Отец воспринял это, словно она могла иметь в виду нечто совсем иное, чем свое собственное мнение.

— Тогда, следовательно, ты обманываешь двух человек — миссис Лоудер и кого-то еще?

Она как-то отрешенно покачала головой:

— Сейчас у меня вовсе нет такого намерения по отношению к кому бы то ни было, и менее всего — к миссис Лоудер. Если уж ты меня подводишь — казалось, она наконец-то осознала это, — тут все же есть кое-что положительное, хотя бы в том, что это упрощает все дело.

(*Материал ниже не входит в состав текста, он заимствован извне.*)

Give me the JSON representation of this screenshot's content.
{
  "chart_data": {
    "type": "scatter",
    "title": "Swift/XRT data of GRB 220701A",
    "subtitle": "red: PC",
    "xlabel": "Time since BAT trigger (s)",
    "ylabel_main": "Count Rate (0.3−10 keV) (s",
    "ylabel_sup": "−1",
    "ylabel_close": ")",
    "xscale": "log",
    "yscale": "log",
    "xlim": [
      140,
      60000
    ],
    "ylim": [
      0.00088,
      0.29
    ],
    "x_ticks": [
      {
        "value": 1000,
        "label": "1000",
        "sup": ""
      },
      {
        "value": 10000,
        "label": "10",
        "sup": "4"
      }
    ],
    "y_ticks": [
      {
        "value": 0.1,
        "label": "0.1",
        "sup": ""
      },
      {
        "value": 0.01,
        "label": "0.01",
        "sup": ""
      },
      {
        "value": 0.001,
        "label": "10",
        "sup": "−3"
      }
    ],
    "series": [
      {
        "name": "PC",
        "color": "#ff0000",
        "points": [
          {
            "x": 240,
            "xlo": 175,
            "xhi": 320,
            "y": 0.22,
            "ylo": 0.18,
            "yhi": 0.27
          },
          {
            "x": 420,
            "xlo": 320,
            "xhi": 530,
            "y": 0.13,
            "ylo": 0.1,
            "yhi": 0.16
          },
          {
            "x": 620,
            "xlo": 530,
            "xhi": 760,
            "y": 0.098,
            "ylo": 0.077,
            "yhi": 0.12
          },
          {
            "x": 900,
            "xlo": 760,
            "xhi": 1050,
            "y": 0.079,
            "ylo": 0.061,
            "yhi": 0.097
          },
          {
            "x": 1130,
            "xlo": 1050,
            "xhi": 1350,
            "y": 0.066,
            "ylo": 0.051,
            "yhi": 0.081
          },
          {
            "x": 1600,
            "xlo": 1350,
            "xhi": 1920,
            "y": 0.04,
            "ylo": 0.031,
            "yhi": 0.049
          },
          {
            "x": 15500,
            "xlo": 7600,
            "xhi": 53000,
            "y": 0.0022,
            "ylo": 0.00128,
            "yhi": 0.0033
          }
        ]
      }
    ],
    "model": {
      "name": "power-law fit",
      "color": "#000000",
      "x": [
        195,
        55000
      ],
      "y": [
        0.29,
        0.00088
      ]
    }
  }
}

Я пойду своим путем — насколько я вижу свой путь.

— Твой путь, хочешь ты сказать, означает, что ты выйдешь за какого-то мерзавца без гроша в кармане?

— Ты требуешь слишком многого за то малое, что даешь, — заметила дочь.

Ее слова заставили отца снова подойти и встать прямо перед ней, словно он вдруг понял, что торопить ее не имеет смыс­ла; и хотя он некоторое время взирал на дочь весьма сердито, надолго его не хватило — предел его способности энергично возражать ей наступил уже некоторое время тому назад.

— Если ты настолько низменна душой, чтобы вызвать порицание твоей тетки, ты достаточно низка и для того, чтобы не принять мои аргументы. Что означают твои обращенные ко мне речи, если ты не имеешь в виду совершенно неподобающую­ личность? Кто он такой, этот твой нищий проходимец? — продолжал он, поскольку дочь задержалась с ответом.

Когда ее ответ наконец последовал, он звучал холодно и четко:

— Он настроен по отношению к тебе самым лучшим образом. Ему на самом деле хочется быть с тобой очень добрым.

— Тогда он просто осёл! И с чего это, ради всего святого, ты полагаешь, такая характеристика сделает его лучше в моих глазах? — продолжал отец. — Ведь он и бедный, и неприемлемый. Есть болваны и болваны — поровну — приемлемые и неприемле­мые, а тебе, как видно, удалось подобрать неприемлемого. Твоя тетушка, к счастью, в них разбирается, я совершенно доверяюсь — и говорю это постоянно — ее суждению, и ты можешь усвоить мои слова раз и навсегда: я не пожелаю слышать ни о ком, о ком не желает слышать она. — Эта тирада завершилась его последним словом: — Если же ты окажешь нам обоим открытое неповиновение...

— Да, папа?

— Ну что ж, мое милое дитя, тогда, скатившийся в ничтожество — как ты, скорее всего, поверишь всем своим любящим сердцем, — я тем не менее не лишусь возможности заставить тебя пожалеть об этом.

Кейт выдержала паузу серьезно, спокойно, и казалось, она и не думала о реальной опасности его угрозы.

— Знаешь, если я не сделаю того, о чем ты говоришь, то вовсе не потому, что испугалась тебя.